In this one show, I learnt lots of little things I never knew before, including that Leo worked very briefly for CNET and has no love lost for the company. He also admitted that they offered Molly Wood a job, presumably along with Tom Merritt, and she was actually prepared to move until CBS came back with a better offer for her. I had always thought she just didn’t want to go, but now I know how close we came to keeping the dream team together, I’m gutted!
Leo also talks candidly about which shows do well, and the cost of running the studio per hour – and whether adding a podcast to the mix makes much difference to the price tag. He also admits that the downloads are where the advertising revenue is at, even though Leo (and Mr C!) still maintain that live streaming is the future.
Finally, I was surprised when he talked of the fact that Dvorak gets paid quite a lot, more than most involved, and that Leo forked out $60,000 for the new TWiT website. That seems like an awful lot to me, but I only have vague knowledge of the website design world.

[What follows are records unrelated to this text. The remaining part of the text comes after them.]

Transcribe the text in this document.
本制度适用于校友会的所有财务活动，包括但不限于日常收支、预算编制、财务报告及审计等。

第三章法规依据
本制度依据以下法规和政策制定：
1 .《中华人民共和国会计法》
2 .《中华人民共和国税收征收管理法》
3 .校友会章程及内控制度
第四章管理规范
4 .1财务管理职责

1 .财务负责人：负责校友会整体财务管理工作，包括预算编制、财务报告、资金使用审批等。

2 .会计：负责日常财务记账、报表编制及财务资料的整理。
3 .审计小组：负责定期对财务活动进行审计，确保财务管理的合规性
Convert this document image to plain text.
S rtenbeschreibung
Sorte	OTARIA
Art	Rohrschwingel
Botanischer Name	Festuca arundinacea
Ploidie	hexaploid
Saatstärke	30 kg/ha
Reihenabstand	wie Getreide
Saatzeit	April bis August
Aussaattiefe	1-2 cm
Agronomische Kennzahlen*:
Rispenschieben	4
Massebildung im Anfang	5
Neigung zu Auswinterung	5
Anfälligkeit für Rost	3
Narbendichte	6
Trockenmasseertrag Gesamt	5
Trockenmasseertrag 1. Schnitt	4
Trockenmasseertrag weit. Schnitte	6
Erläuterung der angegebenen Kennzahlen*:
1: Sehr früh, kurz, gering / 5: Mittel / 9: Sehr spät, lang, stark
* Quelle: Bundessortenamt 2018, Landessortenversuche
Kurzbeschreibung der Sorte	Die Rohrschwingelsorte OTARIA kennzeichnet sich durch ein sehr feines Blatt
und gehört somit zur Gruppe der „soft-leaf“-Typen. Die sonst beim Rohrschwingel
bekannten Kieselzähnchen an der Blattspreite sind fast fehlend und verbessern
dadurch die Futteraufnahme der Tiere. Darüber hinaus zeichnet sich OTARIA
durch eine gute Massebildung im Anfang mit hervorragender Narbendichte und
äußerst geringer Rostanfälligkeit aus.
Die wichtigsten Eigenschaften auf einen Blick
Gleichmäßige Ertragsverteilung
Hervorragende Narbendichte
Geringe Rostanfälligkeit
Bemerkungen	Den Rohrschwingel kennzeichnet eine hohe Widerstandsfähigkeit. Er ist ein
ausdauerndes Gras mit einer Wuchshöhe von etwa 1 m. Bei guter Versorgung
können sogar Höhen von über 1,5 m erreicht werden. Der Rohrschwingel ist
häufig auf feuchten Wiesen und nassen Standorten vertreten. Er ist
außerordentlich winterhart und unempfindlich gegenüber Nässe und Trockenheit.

There’s more to learn, as a second episode of what they’re calling This Week in TWiT was posted. We haven’t had chance to watch it yet, so whilst a part of me is hoping it is a regular occurrence, another part of me is hoping they hold off for a while so I can catch up!
The honesty and candour is astounding. I don’t know how wise it is, given that TWiT is far more than a small cottage business now, but as a fan, and as a student of the Life of Leo, I appreciate it.